Микал был погружен в свои невеселые думы о совершившемся несчастий, когда его позвали к главному московскому воеводе, пожелавшему взглянуть на важного пленника.
— Здравствуй, князь! — приветствовал его Пестрый, делая вид, что приподнимается с места при его входе. — Кажись, ты по-нашему гуторить умеешь, правда это?
— Здравствуй, воевода! — отвечал Микал по-русски же, останавливаясь у самых дверей. — Правда, по-вашему я смыслю порядочно, — прибавил он, удивив Пестрого чистотою своего выговора.
— Ну, так садись, князь Михаил, побеседуем с тобой кое о чем, — предложил Федор Давыдович и указал на широкую скамью, стоявшую по ту сторону стола, у которого он сидел.
Микал покрутил головой.
— Могу ли я сесть при именитом боярине московском, я — бедный пленник… поруганный, лишенный своей чести…
— Чести тебя никто не лишал! — возразил большой воевода, поглядев прямо в лицо покчинскому владетелю. — Ты только полоняник наш. С тобой мы должны как с князем обходиться, ибо только государь наш может тебя чести лишить… либо еще возвеличить тебя превыше того, чем ты был до сих пор! Садись, князь Михаил! — повторил Пестрый, и нетерпеливая нотка послышалась в его голосе.
Микал с тяжелым вздохом сел, смущенно пощипывая свою бородку. Пестрый заговорил снова:
— Нелегко тебе, князь, вижу я. Не смог ты от нас оградиться, подпала Пермь Великая под славную державу Московскую. Но в том еще нет большой беды. Может, к добру это для вас, для пермян…

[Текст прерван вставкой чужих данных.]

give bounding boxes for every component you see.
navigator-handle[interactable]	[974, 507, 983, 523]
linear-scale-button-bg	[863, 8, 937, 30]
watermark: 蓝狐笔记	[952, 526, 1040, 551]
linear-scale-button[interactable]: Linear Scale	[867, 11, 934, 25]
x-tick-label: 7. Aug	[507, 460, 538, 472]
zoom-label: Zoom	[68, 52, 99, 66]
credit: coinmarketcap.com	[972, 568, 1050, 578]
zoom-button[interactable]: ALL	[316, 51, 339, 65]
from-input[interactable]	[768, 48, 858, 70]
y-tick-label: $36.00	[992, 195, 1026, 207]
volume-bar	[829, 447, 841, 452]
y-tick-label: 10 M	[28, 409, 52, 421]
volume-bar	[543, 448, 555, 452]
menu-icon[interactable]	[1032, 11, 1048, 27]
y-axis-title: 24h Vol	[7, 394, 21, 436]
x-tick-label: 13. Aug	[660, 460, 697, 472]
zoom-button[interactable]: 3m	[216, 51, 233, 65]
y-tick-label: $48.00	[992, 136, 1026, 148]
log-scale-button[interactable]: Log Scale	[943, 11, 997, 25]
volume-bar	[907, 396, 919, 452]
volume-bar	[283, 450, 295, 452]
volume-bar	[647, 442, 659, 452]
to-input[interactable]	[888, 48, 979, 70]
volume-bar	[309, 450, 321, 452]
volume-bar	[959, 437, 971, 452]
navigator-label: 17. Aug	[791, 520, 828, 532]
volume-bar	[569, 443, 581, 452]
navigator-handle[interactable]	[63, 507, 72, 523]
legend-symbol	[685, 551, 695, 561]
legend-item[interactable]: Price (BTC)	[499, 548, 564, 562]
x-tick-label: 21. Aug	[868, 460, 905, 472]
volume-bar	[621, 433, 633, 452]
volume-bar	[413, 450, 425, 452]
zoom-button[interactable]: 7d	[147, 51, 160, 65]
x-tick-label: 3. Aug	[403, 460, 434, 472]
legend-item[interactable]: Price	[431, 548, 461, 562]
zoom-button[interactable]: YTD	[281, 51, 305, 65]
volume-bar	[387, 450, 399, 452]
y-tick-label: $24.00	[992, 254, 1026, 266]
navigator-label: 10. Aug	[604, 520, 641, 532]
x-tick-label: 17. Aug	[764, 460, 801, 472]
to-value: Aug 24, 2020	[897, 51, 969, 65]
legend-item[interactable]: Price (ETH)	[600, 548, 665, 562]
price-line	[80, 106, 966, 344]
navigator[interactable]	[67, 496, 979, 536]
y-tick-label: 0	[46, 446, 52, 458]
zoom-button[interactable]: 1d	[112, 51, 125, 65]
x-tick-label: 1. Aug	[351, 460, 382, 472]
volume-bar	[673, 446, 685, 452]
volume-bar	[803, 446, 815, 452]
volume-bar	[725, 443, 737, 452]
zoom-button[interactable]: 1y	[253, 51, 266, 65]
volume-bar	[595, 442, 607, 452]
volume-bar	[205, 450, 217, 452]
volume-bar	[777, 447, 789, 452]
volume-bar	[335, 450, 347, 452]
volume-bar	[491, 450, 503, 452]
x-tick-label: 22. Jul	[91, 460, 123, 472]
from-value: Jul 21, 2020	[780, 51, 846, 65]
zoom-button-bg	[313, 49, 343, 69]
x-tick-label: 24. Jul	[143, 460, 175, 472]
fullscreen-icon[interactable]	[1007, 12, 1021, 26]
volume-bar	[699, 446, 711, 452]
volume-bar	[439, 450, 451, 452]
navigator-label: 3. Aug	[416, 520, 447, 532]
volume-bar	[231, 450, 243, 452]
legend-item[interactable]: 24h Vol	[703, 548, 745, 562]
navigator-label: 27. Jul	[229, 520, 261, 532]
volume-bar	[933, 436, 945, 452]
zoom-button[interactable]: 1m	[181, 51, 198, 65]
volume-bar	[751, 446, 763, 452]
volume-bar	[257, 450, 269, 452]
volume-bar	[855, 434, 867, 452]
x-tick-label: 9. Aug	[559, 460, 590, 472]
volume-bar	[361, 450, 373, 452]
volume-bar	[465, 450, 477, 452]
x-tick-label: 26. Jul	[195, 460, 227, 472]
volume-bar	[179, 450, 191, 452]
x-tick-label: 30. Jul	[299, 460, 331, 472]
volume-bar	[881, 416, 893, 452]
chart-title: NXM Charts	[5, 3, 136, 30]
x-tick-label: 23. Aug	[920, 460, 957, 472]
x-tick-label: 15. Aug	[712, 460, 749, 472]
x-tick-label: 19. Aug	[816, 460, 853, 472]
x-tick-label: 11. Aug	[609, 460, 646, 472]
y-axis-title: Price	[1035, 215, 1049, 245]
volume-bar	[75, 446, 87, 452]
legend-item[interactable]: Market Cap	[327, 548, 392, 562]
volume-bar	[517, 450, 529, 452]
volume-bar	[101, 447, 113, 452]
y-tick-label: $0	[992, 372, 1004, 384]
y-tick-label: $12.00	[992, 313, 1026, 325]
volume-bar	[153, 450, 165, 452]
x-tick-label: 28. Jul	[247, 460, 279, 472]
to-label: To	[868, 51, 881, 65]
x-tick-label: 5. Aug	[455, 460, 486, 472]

— Может, к добру — не знаю.
— Главное, уклад у нас крепкий… московский, одним словом! И вера православная у нас стоит-светится как свеча перед престолом Господним! А у вас как дела идут насчет веры христианской?
— Ничего, молимся мы Богу, как учили нас, в церковь ходим, попов слушаемся, иконам святым поклоняемся — все, как следует быть! — промолвил Микал, дипломатично умалчивая о всеобщем шатании умов в народе, потерявшем доверие к своим наставникам, ставившим выше всего собственное довольство и благополучие.
— А ты каково веруешь? — внезапно спросил Пестрый и зорко поглядел на своего собеседника.
Тот даже глазом не моргнул.
— Верую я в Бога Живого, Господа Иисуса Христа, Он же всегда был, есть и будет во веки веков, аминь!
— Правильно! — кивнул головой набожный боярин. — Христианин ты добрый, кажись. А нам на Москве насказали, будто все пермяне, от князя до последнего смерда, на идолов своих прежних глядеть начинают!..
— Мало ли чего не наскажут злые люди. Не всякому слуху верить можно.
— Видимо, так оно выходит.
Разговор большого воеводы с князем Микалом затянулся на несколько часов. Пестрый положительно полюбил за это время покчинского владетеля, сумевшего понравиться ему своими умными, дельными речами, дышавшими правдой и искренностью. Когда же Микал сообщил ему, что жена и сын его томятся в подземном тайнике, не смея выйти оттуда наружу из опасения получить обиды от москвитян, — Пестрый тотчас же распорядился вывести княжеское семейство на вольный воздух, где оно могло бы поселиться в собственном доме и жить без всякой опаски за свою участь.
— А как же мы с Чердыном будем? Ведь в Чердыне, говоришь ты, дядя твой сидит? — осторожно осведомился большой воевода, не зная, как приступить к этому щекотливому вопросу.
Микал просто сказал:
— Чердын я сам в твои руки отдам. Только позволь мне туда ехать… с твоими же ратниками, вестимо…
— Это ты ладно придумал! — весело воскликнул Пестрый. — Право, ладно! Пожалуй, без крови обойдется… если только дядя послушает тебя…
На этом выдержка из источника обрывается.